Rute Pengalihan dan Alternatif bagi Penumpang
PT Transjakarta telah menyiapkan skema pengalihan untuk memastikan layanan tetap berjalan meskipun dengan beberapa penyesuaian. Berikut adalah rincian penyesuaian yang berlaku:
- Rute 13B (Puri Kembangan—Ragunan): Bus akan melewati jalur alternatif di sekitar Jalan Kapten Tendean dan tidak singgah di Halte Tegal Mampang. Penumpang diarahkan untuk naik atau turun di halte sebelum atau sesudahnya, yakni Halte Mampang Prapatan atau Halte Gatot Subroto Jalan Tendean.
- Rute L13E (Puri Kembangan—Ragunan via Tol): Mengalami penyesuaian serupa. Bus ekspres ini tetap beroperasi, namun dengan waktu tempuh yang sedikit lebih panjang karena pengalihan jalur.

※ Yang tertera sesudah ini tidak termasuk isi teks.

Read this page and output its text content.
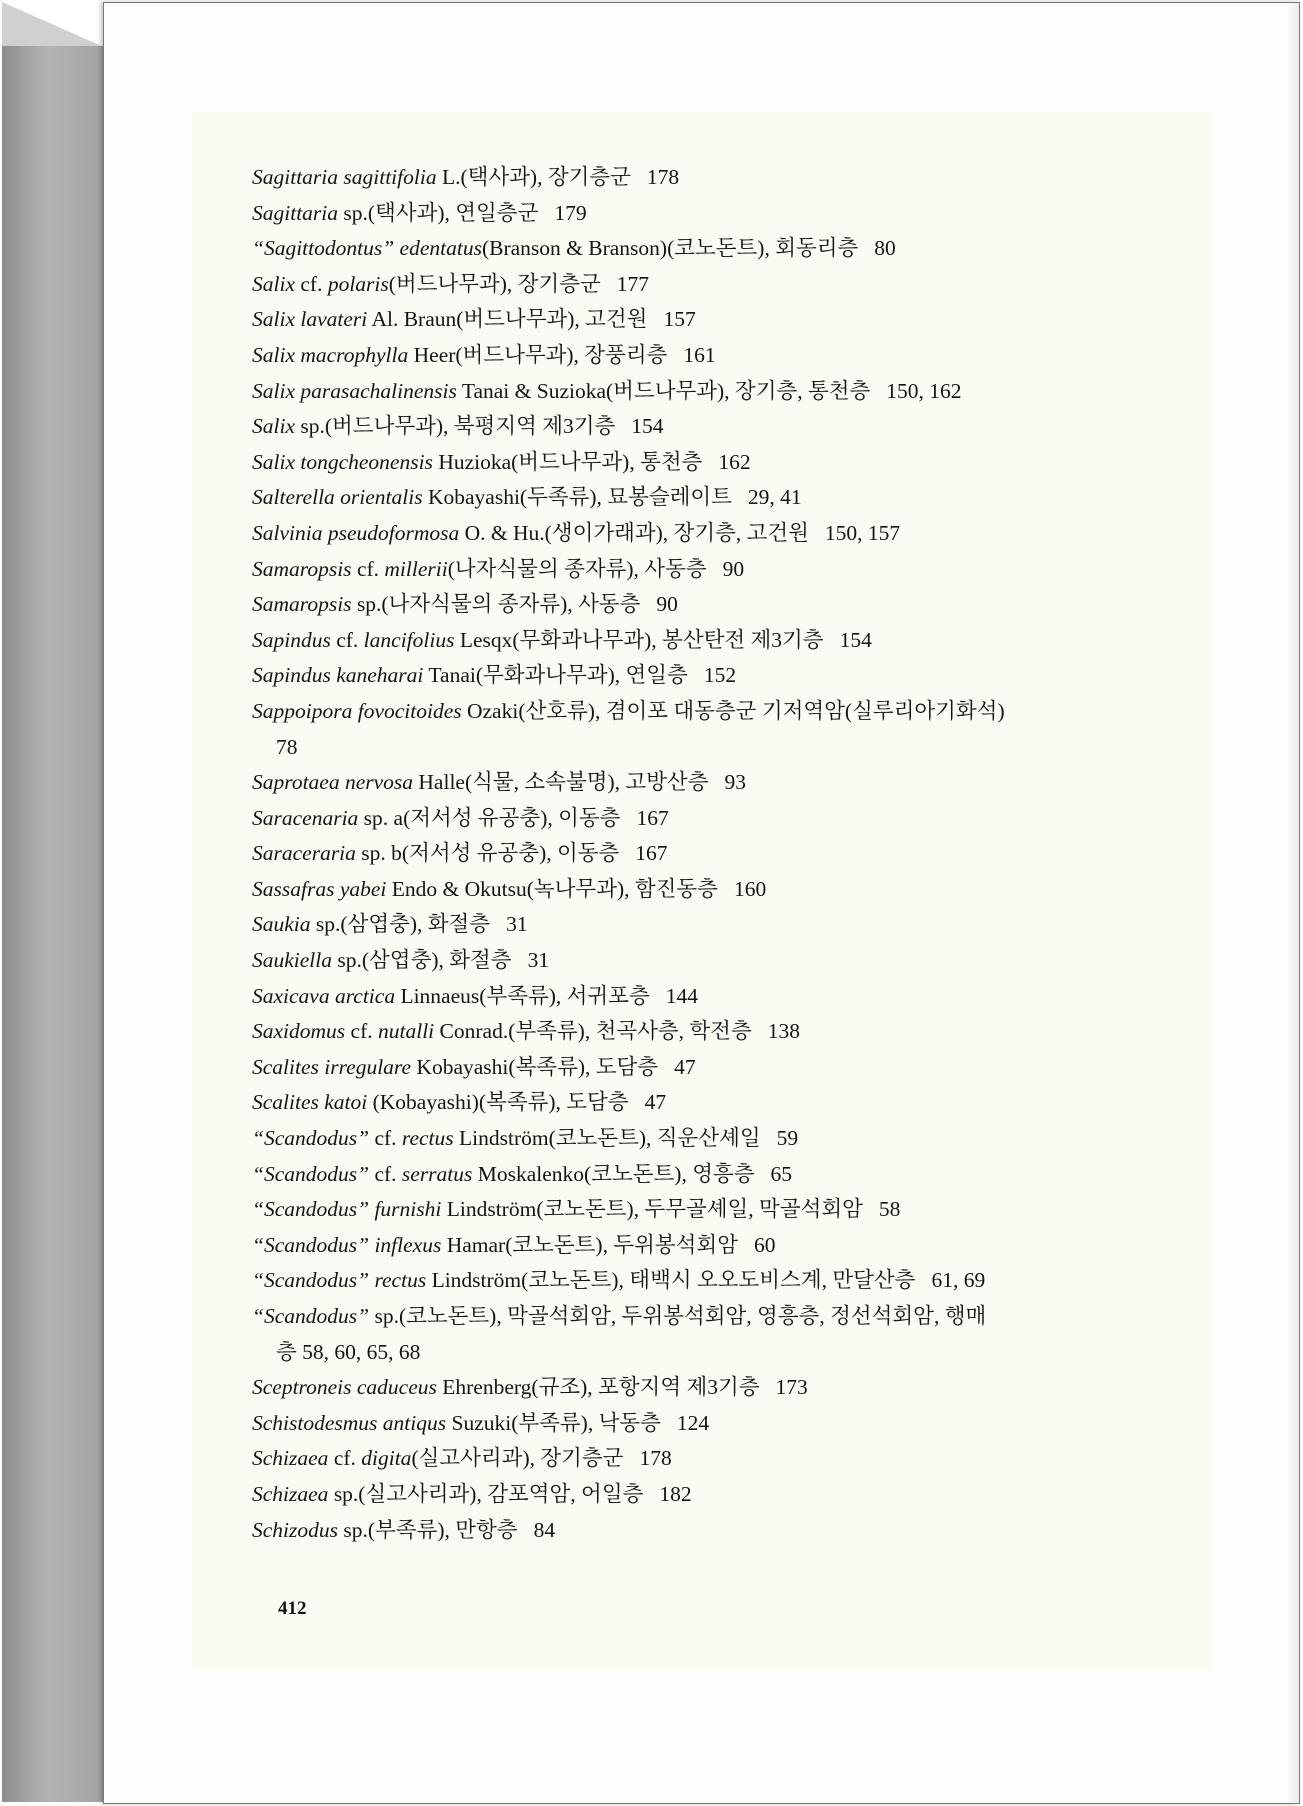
Sagittaria sagittifolia L.(택사과), 장기층군 178
Sagittaria sp.(택사과), 연일층군 179
“Sagittodontus” edentatus(Branson & Branson)(코노돈트), 회동리층 80
Salix cf. polaris(버드나무과), 장기층군 177
Salix lavateri Al. Braun(버드나무과), 고건원 157
Salix macrophylla Heer(버드나무과), 장풍리층 161
Salix parasachalinensis Tanai & Suzioka(버드나무과), 장기층, 통천층 150, 162
Salix sp.(버드나무과), 북평지역 제3기층 154
Salix tongcheonensis Huzioka(버드나무과), 통천층 162
Salterella orientalis Kobayashi(두족류), 묘봉슬레이트 29, 41
Salvinia pseudoformosa O. & Hu.(생이가래과), 장기층, 고건원 150, 157
Samaropsis cf. millerii(나자식물의 종자류), 사동층 90
Samaropsis sp.(나자식물의 종자류), 사동층 90
Sapindus cf. lancifolius Lesqx(무화과나무과), 봉산탄전 제3기층 154
Sapindus kaneharai Tanai(무화과나무과), 연일층 152
Sappoipora fovocitoides Ozaki(산호류), 겸이포 대동층군 기저역암(실루리아기화석)
78
Saprotaea nervosa Halle(식물, 소속불명), 고방산층 93
Saracenaria sp. a(저서성 유공충), 이동층 167
Saraceraria sp. b(저서성 유공충), 이동층 167
Sassafras yabei Endo & Okutsu(녹나무과), 함진동층 160
Saukia sp.(삼엽충), 화절층 31
Saukiella sp.(삼엽충), 화절층 31
Saxicava arctica Linnaeus(부족류), 서귀포층 144
Saxidomus cf. nutalli Conrad.(부족류), 천곡사층, 학전층 138
Scalites irregulare Kobayashi(복족류), 도담층 47
Scalites katoi (Kobayashi)(복족류), 도담층 47
“Scandodus” cf. rectus Lindström(코노돈트), 직운산셰일 59
“Scandodus” cf. serratus Moskalenko(코노돈트), 영흥층 65
“Scandodus” furnishi Lindström(코노돈트), 두무골셰일, 막골석회암 58
“Scandodus” inflexus Hamar(코노돈트), 두위봉석회암 60
“Scandodus” rectus Lindström(코노돈트), 태백시 오오도비스계, 만달산층 61, 69
“Scandodus” sp.(코노돈트), 막골석회암, 두위봉석회암, 영흥층, 정선석회암, 행매
층 58, 60, 65, 68
Sceptroneis caduceus Ehrenberg(규조), 포항지역 제3기층 173
Schistodesmus antiqus Suzuki(부족류), 낙동층 124
Schizaea cf. digita(실고사리과), 장기층군 178
Schizaea sp.(실고사리과), 감포역암, 어일층 182
Schizodus sp.(부족류), 만항층 84
412
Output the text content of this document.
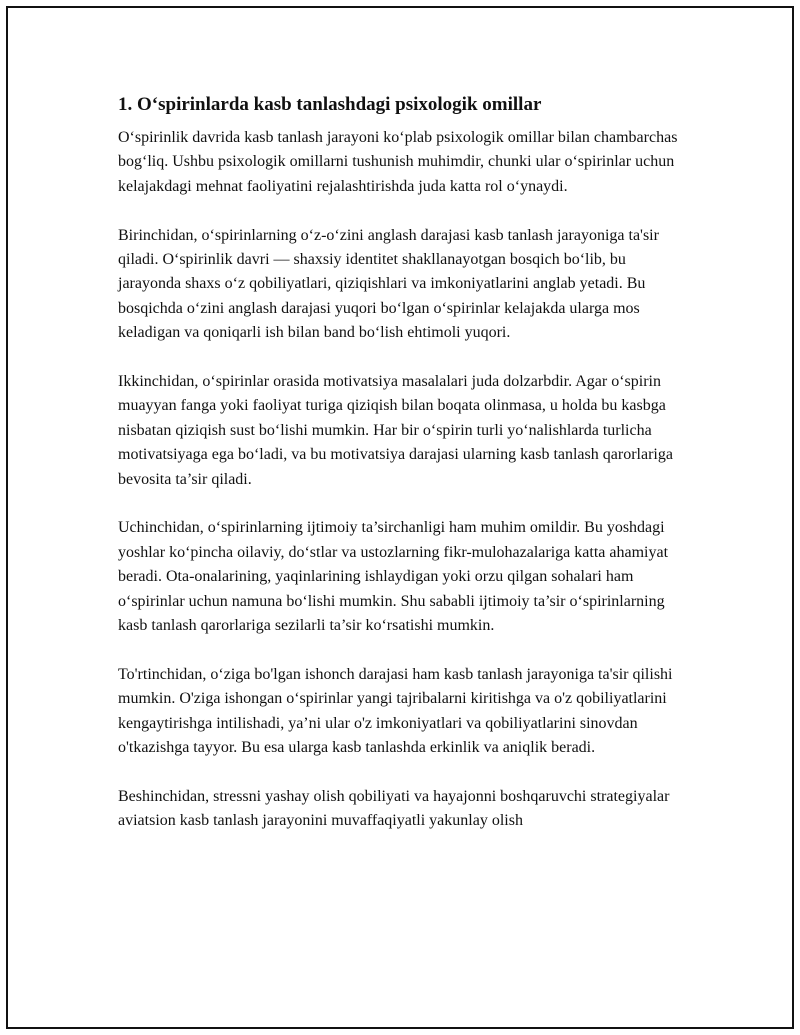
1. O‘spirinlarda kasb tanlashdagi psixologik omillar

O‘spirinlik davrida kasb tanlash jarayoni ko‘plab psixologik omillar bilan chambarchas bog‘liq. Ushbu psixologik omillarni tushunish muhimdir, chunki ular o‘spirinlar uchun kelajakdagi mehnat faoliyatini rejalashtirishda juda katta rol o‘ynaydi.

Birinchidan, o‘spirinlarning o‘z-o‘zini anglash darajasi kasb tanlash jarayoniga ta'sir qiladi. O‘spirinlik davri — shaxsiy identitet shakllanayotgan bosqich bo‘lib, bu jarayonda shaxs o‘z qobiliyatlari, qiziqishlari va imkoniyatlarini anglab yetadi. Bu bosqichda o‘zini anglash darajasi yuqori bo‘lgan o‘spirinlar kelajakda ularga mos keladigan va qoniqarli ish bilan band bo‘lish ehtimoli yuqori.

Ikkinchidan, o‘spirinlar orasida motivatsiya masalalari juda dolzarbdir. Agar o‘spirin muayyan fanga yoki faoliyat turiga qiziqish bilan boqata olinmasa, u holda bu kasbga nisbatan qiziqish sust bo‘lishi mumkin. Har bir o‘spirin turli yo‘nalishlarda turlicha motivatsiyaga ega bo‘ladi, va bu motivatsiya darajasi ularning kasb tanlash qarorlariga bevosita ta’sir qiladi.

Uchinchidan, o‘spirinlarning ijtimoiy ta’sirchanligi ham muhim omildir. Bu yoshdagi yoshlar ko‘pincha oilaviy, do‘stlar va ustozlarning fikr-mulohazalariga katta ahamiyat beradi. Ota-onalarining, yaqinlarining ishlaydigan yoki orzu qilgan sohalari ham o‘spirinlar uchun namuna bo‘lishi mumkin. Shu sababli ijtimoiy ta’sir o‘spirinlarning kasb tanlash qarorlariga sezilarli ta’sir ko‘rsatishi mumkin.

To'rtinchidan, o‘ziga bo'lgan ishonch darajasi ham kasb tanlash jarayoniga ta'sir qilishi mumkin. O'ziga ishongan o‘spirinlar yangi tajribalarni kiritishga va o'z qobiliyatlarini kengaytirishga intilishadi, ya’ni ular o'z imkoniyatlari va qobiliyatlarini sinovdan o'tkazishga tayyor. Bu esa ularga kasb tanlashda erkinlik va aniqlik beradi.

Beshinchidan, stressni yashay olish qobiliyati va hayajonni boshqaruvchi strategiyalar aviatsion kasb tanlash jarayonini muvaffaqiyatli yakunlay olish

Pihak Transjakarta juga mengerahkan petugas lapangan di titik-titik strategis untuk membantu mengarahkan penumpang dan memberikan informasi terkini. Layanan informasi real-time melalui aplikasi Tije dan media sosial resmi Transjakarta terus diperbarui agar masyarakat dapat memantau situasi terkini sebelum bepergian.
Respons Masyarakat dan Harapan ke Depan
Di media sosial, keluhan dan pertanyaan dari warganet membanjiri akun resmi Transjakarta. Banyak yang mempertanyakan mengapa pembongkaran JPO dilakukan pada jam sibuk dan bukan pada malam hari saat volume lalu lintas lebih rendah. Beberapa pengguna juga menyoroti minimnya sosialisasi sebelum penutupan halte dilakukan.
Menanggapi hal tersebut, pihak Transjakarta menyampaikan permohonan maaf atas ketidaknyamanan yang terjadi.
"Kami memahami frustrasi para pelanggan setia Transjakarta. Keputusan ini diambil demi keselamatan dan kelancaran bersama. Kami berkoordinasi erat dengan Dinas Perhubungan DKI Jakarta untuk memastikan proyek ini selesai secepat mungkin,"demikian pernyataan resmi yang dikeluarkan melalui saluran komunikasi korporat.
Hingga berita ini diturunkan, belum ada kepastian kapan Halte Tegal Mampang akan kembali beroperasi. Namun, sumber internal menyebutkan bahwa proses pembongkaran ditargetkan rampung dalam tiga hingga lima hari ke depan, tergantung kondisi cuaca dan progres di lapangan. Masyarakat diimbau untuk bersabar dan terus memantau informasi resmi guna menghindari kebingungan lebih lanjut.
Fenomena ini sekali lagi menyoroti pentingnya koordinasi lintas instansi dalam setiap proyek infrastruktur di ibu kota. Dengan semakin kompleksnya mobilitas warga Jakarta, transparansi informasi dan mitigasi dampak menjadi kunci agar pembangunan tidak mengorbankan kenyamanan publik secara berlebihan.